Y entonces vino el horror, máquina que muele sueños infantiles. Hasta el martes todo fue placer, día entero en el río con los primos, pero al miércoles entró la Inquisición, sus vedas y prohibiciones. Apagaron el fuego en las hornillas ya que cocinar era reto al Señor; eliminaron la carne del menú, carne de Cristo, desenchufaron la rockola en la cantina, silencio conventual sin rancheras, telas moradas cubrieron a los santos del altar. Faltaba lo peor.

Al jueves nos vetaron hablar en voz alta, correr, jugar, cantar, gritar, escupir, decir puta y gruesas palabras, y tanto más insólito, bañarnos, vernos a los espejos (que fueron envueltos en mantas), el Hijo Divino estaba por morir.

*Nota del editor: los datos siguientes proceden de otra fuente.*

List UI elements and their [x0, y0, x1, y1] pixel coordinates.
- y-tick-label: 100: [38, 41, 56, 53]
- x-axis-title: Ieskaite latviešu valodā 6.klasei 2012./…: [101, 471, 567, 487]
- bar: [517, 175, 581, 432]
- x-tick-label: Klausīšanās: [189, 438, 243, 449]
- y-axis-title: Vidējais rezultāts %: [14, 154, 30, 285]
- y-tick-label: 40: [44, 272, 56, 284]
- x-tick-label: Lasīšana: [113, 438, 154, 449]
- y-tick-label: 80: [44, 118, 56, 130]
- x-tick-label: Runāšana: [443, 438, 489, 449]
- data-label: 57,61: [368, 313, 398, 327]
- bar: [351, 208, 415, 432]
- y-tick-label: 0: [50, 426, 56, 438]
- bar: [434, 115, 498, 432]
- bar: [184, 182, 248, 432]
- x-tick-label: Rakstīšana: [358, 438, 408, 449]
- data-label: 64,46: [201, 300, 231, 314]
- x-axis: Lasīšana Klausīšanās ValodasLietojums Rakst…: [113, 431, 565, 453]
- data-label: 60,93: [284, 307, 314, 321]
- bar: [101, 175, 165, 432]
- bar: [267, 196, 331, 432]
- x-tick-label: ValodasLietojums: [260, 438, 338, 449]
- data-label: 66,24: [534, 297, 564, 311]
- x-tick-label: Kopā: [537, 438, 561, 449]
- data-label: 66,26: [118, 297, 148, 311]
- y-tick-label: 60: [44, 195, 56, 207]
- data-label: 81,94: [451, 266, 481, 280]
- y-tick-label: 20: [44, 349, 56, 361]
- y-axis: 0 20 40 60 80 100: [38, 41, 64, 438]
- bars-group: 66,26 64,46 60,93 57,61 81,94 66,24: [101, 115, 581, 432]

Luego nos llevaron a la iglesia a confesar pecados, pecados de púberes como que le vi el calzón a la nana y no aparté la vista (gracias al cielo esa piel de afrodita fue grata y no la varonil) o haber tenido pensamientos malos… Inocentes niños, ángeles de la virgen, qué carajo de ideas malas íbamos a tener sino aprendizajes, descubrimientos humanos, esfuerzos por comprender el mundo.

El cura, tras la amenazante rejilla del confesionario, no pensaba así, para él no había diferencia sino entes perversos nacidos del pecado original, cundidos de faltas veniales y mortales, transgresores de las siete virtudes capitales, inquilinos futuros del purgatorio o el infierno (los niños sin bautizo iban a un neutro sitio celestial llamado limbo, hasta el retorno del Salvador), cuánta sarta de horrores y torpes inventos nos educaron entonces hasta amargarnos la existencia.

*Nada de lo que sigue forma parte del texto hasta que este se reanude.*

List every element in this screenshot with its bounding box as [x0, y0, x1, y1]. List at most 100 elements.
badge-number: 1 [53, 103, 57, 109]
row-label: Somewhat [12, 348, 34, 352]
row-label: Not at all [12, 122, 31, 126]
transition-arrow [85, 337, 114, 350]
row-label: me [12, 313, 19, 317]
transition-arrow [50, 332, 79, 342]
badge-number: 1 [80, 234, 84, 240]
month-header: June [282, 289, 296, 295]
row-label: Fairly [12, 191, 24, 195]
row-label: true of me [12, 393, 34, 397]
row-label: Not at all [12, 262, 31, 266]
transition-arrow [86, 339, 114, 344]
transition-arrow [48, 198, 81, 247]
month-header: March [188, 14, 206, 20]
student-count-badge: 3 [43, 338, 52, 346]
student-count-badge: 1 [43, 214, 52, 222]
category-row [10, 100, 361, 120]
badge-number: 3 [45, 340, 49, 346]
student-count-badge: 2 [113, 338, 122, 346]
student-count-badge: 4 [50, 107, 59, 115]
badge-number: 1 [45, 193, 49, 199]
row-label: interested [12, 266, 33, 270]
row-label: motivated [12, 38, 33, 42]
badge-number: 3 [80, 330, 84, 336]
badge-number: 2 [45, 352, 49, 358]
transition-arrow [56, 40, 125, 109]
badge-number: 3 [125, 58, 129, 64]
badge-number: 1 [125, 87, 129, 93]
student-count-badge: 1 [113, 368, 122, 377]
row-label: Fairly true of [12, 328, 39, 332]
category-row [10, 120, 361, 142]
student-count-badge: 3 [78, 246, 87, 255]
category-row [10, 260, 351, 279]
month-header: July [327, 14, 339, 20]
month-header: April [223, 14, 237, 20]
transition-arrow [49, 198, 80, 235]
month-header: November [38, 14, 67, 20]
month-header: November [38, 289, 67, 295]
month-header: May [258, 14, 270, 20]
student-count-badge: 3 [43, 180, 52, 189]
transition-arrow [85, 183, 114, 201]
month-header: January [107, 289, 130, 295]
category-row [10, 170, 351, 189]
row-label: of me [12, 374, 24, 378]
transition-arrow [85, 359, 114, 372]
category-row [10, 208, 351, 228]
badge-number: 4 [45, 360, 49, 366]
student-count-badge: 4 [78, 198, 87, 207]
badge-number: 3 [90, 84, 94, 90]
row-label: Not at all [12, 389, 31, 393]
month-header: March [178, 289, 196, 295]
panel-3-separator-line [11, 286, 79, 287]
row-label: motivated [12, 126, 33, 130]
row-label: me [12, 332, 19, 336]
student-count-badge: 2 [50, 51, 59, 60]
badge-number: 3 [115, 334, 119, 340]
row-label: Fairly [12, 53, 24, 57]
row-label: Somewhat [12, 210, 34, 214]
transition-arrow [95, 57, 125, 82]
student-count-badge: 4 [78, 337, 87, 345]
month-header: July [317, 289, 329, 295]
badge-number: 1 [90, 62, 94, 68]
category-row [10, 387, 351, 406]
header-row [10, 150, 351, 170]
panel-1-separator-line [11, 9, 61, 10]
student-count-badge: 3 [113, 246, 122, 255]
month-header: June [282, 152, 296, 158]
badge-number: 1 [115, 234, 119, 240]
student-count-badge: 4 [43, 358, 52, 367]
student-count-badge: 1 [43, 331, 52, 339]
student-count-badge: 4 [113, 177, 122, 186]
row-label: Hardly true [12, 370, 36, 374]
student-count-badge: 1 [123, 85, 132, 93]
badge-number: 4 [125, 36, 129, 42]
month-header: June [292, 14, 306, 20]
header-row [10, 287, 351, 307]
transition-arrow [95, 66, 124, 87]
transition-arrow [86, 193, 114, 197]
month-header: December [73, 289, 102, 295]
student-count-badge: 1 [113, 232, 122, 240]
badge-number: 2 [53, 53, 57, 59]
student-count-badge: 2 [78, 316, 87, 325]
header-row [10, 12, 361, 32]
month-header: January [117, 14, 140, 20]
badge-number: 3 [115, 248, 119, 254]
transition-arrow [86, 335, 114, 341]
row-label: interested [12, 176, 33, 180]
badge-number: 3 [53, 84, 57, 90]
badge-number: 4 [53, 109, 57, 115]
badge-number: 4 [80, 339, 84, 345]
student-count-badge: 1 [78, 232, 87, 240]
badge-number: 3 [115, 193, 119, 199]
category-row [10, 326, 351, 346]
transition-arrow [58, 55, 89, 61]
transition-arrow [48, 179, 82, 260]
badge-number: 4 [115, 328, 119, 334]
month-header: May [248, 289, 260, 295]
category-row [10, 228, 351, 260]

Faltaba más. Quedaban prohibidos escotes y faldas cortas y las mujeres escondían el cabello bajo chalinas y mantillas; cual musulmanas; los aldeanos divisaban luces por la noche, fuegos fatuos, y aseguraban ver pasar al Judío Errante, torcido y barbón, y a Judas Iscariote, de quien preparaban ya un pichingo para cremarlo el sábado santo entre gritos de ¡mueran los hebreos, traidores del Redentor!, abundaban las mentes confusas.

De Judas se divulgaba a viva voz un testamento humorístico en que se denunciaba incidentes y picardías del pueblo y que era la sensación profana del momento. Pero ocurría algo más grave y que era la clave del arco: la presencia de Satanás. El predicador insistía desde el púlpito que nos buscaba el demonio y que debíamos resistir la [deliciosa] tentación del deseo ya que el infierno se atiborraba con adúlteros, masturbadores y fornicadores ganados por Luzbel.

Durante Semana Santa el matrimonio temía amarse, podían nacer fetos brutos o malformados. Y a tal grado era aquella obsesiva insistencia que se acababa considerando al diablo más importante que dios pues le competía y lo desafiaba, cual otro poder o potencia par.

Teorías estas de lucha cósmica entre el bien y el mal adquiridas del zoroastrismo, la más grande religión antigua.

¿Por qué recuerdo esto hoy lunes? Porque de cuando en cuando hago recuento de las estupideces de que me he librado gracias a la lectura disciplinada, el estudio y la meditación.